El estoico. Por Alfonso Reyes

—Qué fácil es la virtud!—decía el Estoico—. Casi se reduce a un acto de renunciamiento, el cual, como cosa pasiva, es más hacedero que todos los actos positivos, supone mayor economía de esfuerzo y hasta se parece un tanto a la pereza. De suerte que un poco de inmovilidad conviene a la virtud, y mejor si se la interpreta, si se la “siente”, como desgana o dejadez, y no como rigidez o coerción. Luego hay un matiz de imaginación, un saborcillo de fantasía en las decisiones virtuosas. El secreto está en decirse a sí mismo: “No, si no me obligo ni me violento; más bien me dejo llevar, o más bien me quedo donde estoy.” Sentarse a la sombra de sí mismo, en vez de correr en pos de sí mismo: aquí está el secreto. ¡Oh, qué fácil es la virtud!

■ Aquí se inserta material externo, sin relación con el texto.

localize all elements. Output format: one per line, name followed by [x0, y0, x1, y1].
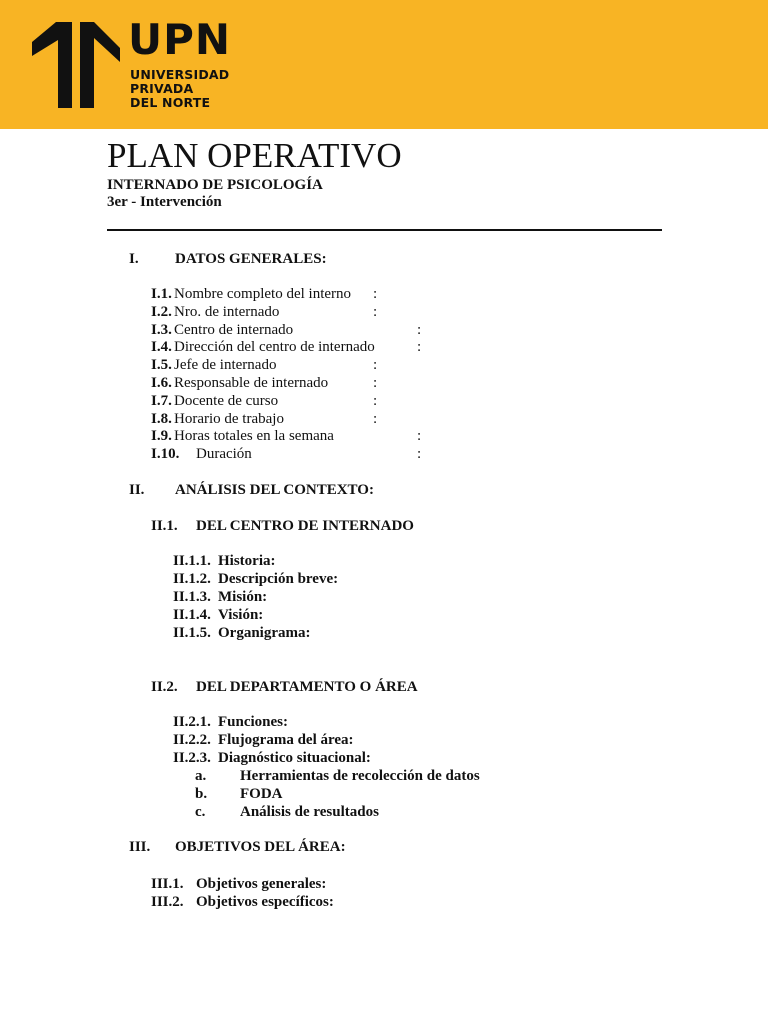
- area-item-number: II.2.3.: [173, 750, 211, 766]
- general-data-item-colon: :: [373, 375, 378, 391]
- general-data-item-label: Jefe de internado: [174, 357, 277, 374]
- objective-item-number: III.1.: [151, 876, 184, 892]
- center-item-label: Descripción breve:: [218, 571, 339, 587]
- logo-line-2: PRIVADA: [130, 81, 194, 96]
- subtitle-intervention: 3er - Intervención: [107, 194, 222, 210]
- diagnostic-label: Análisis de resultados: [240, 804, 379, 820]
- general-data-item-label: Docente de curso: [174, 392, 279, 409]
- center-item-number: II.1.2.: [173, 571, 211, 587]
- section-1-title: DATOS GENERALES:: [175, 251, 327, 267]
- general-data-item-number: I.2.: [151, 303, 172, 320]
- general-data-item-colon: :: [373, 303, 378, 320]
- general-data-item-label: Nro. de internado: [174, 303, 280, 320]
- section-3-title: OBJETIVOS DEL ÁREA:: [175, 839, 346, 855]
- diagnostic-letter: b.: [195, 786, 208, 802]
- subsection-2-1-number: II.1.: [151, 518, 178, 534]
- logo-line-1: UNIVERSIDAD: [130, 67, 230, 82]
- diagnostic-letter: a.: [195, 768, 207, 784]
- general-data-item-label: Duración: [196, 446, 252, 463]
- general-data-item-number: I.5.: [151, 357, 172, 374]
- general-data-item-colon: :: [373, 357, 378, 374]
- subsection-2-2-title: DEL DEPARTAMENTO O ÁREA: [196, 679, 418, 695]
- diagnostic-letter: c.: [195, 804, 206, 820]
- general-data-item-number: I.4.: [151, 339, 172, 356]
- area-item-number: II.2.2.: [173, 732, 211, 748]
- general-data-item-label: Horario de trabajo: [174, 410, 284, 427]
- area-item-label: Funciones:: [218, 714, 289, 730]
- subsection-2-1-title: DEL CENTRO DE INTERNADO: [196, 518, 414, 534]
- general-data-item-number: I.8.: [151, 410, 172, 427]
- center-item-number: II.1.3.: [173, 589, 211, 605]
- general-data-item-colon: :: [417, 428, 422, 445]
- general-data-item-number: I.9.: [151, 428, 172, 445]
- center-item-label: Visión:: [218, 607, 264, 623]
- general-data-item-number: I.7.: [151, 392, 172, 409]
- objective-item-label: Objetivos generales:: [196, 876, 327, 892]
- section-1-number: I.: [129, 251, 139, 267]
- general-data-item-colon: :: [373, 410, 378, 427]
- diagnostic-label: Herramientas de recolección de datos: [240, 768, 480, 784]
- logo-wordmark: UPN: [128, 15, 232, 64]
- general-data-item-label: Dirección del centro de internado: [174, 339, 375, 356]
- center-item-number: II.1.4.: [173, 607, 211, 623]
- general-data-item-label: Centro de internado: [174, 321, 294, 338]
- general-data-item-label: Horas totales en la semana: [174, 428, 334, 445]
- center-item-label: Organigrama:: [218, 625, 311, 641]
- area-item-label: Diagnóstico situacional:: [218, 750, 371, 766]
- general-data-item-colon: :: [417, 321, 422, 338]
- area-item-number: II.2.1.: [173, 714, 211, 730]
- objective-item-number: III.2.: [151, 894, 184, 910]
- objective-item-label: Objetivos específicos:: [196, 894, 334, 910]
- general-data-item-number: I.1.: [151, 286, 172, 302]
- section-2-title: ANÁLISIS DEL CONTEXTO:: [175, 482, 374, 498]
- section-2-number: II.: [129, 482, 145, 498]
- general-data-item-number: I.10.: [151, 446, 180, 463]
- section-3-number: III.: [129, 839, 151, 855]
- general-data-item-number: I.6.: [151, 375, 172, 391]
- divider: [107, 229, 662, 231]
- center-item-number: II.1.1.: [173, 553, 211, 569]
- subtitle-program: INTERNADO DE PSICOLOGÍA: [107, 177, 323, 193]
- general-data-item-label: Responsable de internado: [174, 375, 329, 391]
- general-data-item-colon: :: [417, 339, 422, 356]
- general-data-item-label: Nombre completo del interno: [174, 286, 352, 302]
- page-title: PLAN OPERATIVO: [107, 136, 402, 175]
- subsection-2-2-number: II.2.: [151, 679, 178, 695]
- general-data-item-number: I.3.: [151, 321, 172, 338]
- upn-logo-icon: [32, 22, 120, 108]
- general-data-item-colon: :: [417, 446, 422, 463]
- logo-line-3: DEL NORTE: [130, 95, 211, 110]
- header-band: [0, 0, 768, 129]
- area-item-label: Flujograma del área:: [218, 732, 354, 748]
- center-item-number: II.1.5.: [173, 625, 211, 641]
- diagnostic-label: FODA: [240, 786, 283, 802]
- center-item-label: Misión:: [218, 589, 268, 605]
- general-data-item-colon: :: [373, 286, 378, 302]
- center-item-label: Historia:: [218, 553, 276, 569]
- general-data-item-colon: :: [373, 392, 378, 409]
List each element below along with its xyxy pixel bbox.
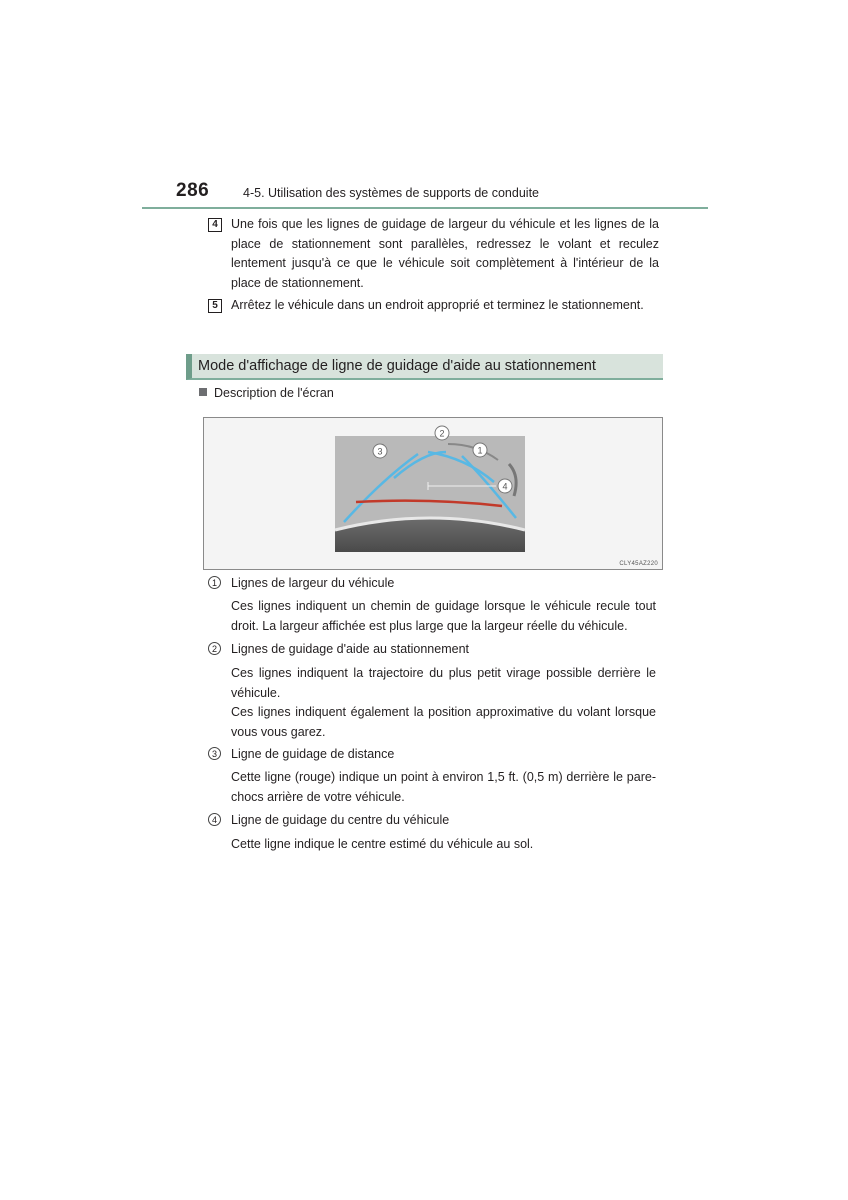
- callout-4: [498, 479, 512, 493]
- item-title: Ligne de guidage de distance: [231, 747, 395, 761]
- callout-3: [373, 444, 387, 458]
- item-description-extra: Ces lignes indiquent également la position approximative du volant lorsque vous vous garez.: [231, 705, 656, 739]
- svg-text:2: 2: [439, 428, 445, 439]
- item-description: Ces lignes indiquent un chemin de guidage lorsque le véhicule recule tout droit. La largeur affichée est plus large que la largeur réelle du véhicule.: [231, 599, 656, 633]
- item-description: Cette ligne (rouge) indique un point à environ 1,5 ft. (0,5 m) derrière le pare-chocs arrière de votre véhicule.: [231, 770, 656, 804]
- callout-2: [435, 426, 449, 440]
- parking-guide-illustration: [204, 418, 664, 571]
- step-text: Arrêtez le véhicule dans un endroit approprié et terminez le stationnement.: [231, 298, 644, 312]
- item-title: Lignes de guidage d'aide au stationnement: [231, 642, 469, 656]
- step-number-badge: 4: [208, 218, 222, 232]
- item-title: Lignes de largeur du véhicule: [231, 576, 395, 590]
- legend-item-1: [208, 574, 659, 594]
- subheading-text: Description de l'écran: [214, 386, 334, 400]
- subheading: [199, 386, 334, 400]
- item-description: Ces lignes indiquent la trajectoire du plus petit virage possible derrière le véhicule.: [231, 666, 656, 700]
- item-title: Ligne de guidage du centre du véhicule: [231, 813, 450, 827]
- legend-item-2: [208, 640, 659, 660]
- circled-number: 3: [208, 747, 221, 760]
- screen-figure: [203, 417, 663, 570]
- legend-item-4: [208, 811, 659, 831]
- page-number: 286: [176, 180, 210, 201]
- circled-number: 1: [208, 576, 221, 589]
- legend-item-3: [208, 745, 659, 765]
- step-number-badge: 5: [208, 299, 222, 313]
- svg-text:1: 1: [477, 445, 483, 456]
- step-text: Une fois que les lignes de guidage de largeur du véhicule et les lignes de la place de stationnement sont parallèles, redressez le volant et reculez lentement jusqu'à ce que le véhicule soit complètement à l'intérieur de la place de stationnement.: [231, 217, 659, 290]
- step-5: [208, 296, 659, 316]
- circled-number: 4: [208, 813, 221, 826]
- item-description: Cette ligne indique le centre estimé du véhicule au sol.: [231, 837, 534, 851]
- step-4: [208, 215, 659, 293]
- svg-text:3: 3: [377, 446, 383, 457]
- callout-1: [473, 443, 487, 457]
- banner-title: Mode d'affichage de ligne de guidage d'aide au stationnement: [198, 358, 596, 374]
- square-bullet-icon: [199, 388, 207, 396]
- svg-text:4: 4: [502, 481, 508, 492]
- section-title: 4-5. Utilisation des systèmes de supports de conduite: [243, 186, 539, 200]
- header-rule: [142, 207, 708, 209]
- section-banner: [186, 354, 663, 380]
- circled-number: 2: [208, 642, 221, 655]
- figure-code: CLY45AZ220: [619, 561, 658, 567]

Cultivad la imaginación, alumnos del bien. El Oriente siempre lo hizo así; pero el Occidente quiere convertir el alivio de la imaginación en la hipertensión de la voluntad. ¿Habéis advertido la diferencia? Lo que uno busca por el arduo camino de las restricciones y tiesuras, el otro lo busca por la cómoda senda, por la poética senda donde el alma, bien encaminada, se deja ir como en día de asueto.

(Y el Estoico no se daba cuenta, como acontece con todos los reformadores de la moral, de que sólo tenía razón y sólo acertaba por cuanto, tácitamente y sin saberlo, él ya era bueno de antemano, por inclinación natural y no por seguir tal o cual doctrina.)

Junio de 1955.

Alfonso Reyes, «El estoico», Las burlas veras, Obras completas XXII, Fondo de Cultura Económica, México, 1989, p. 553.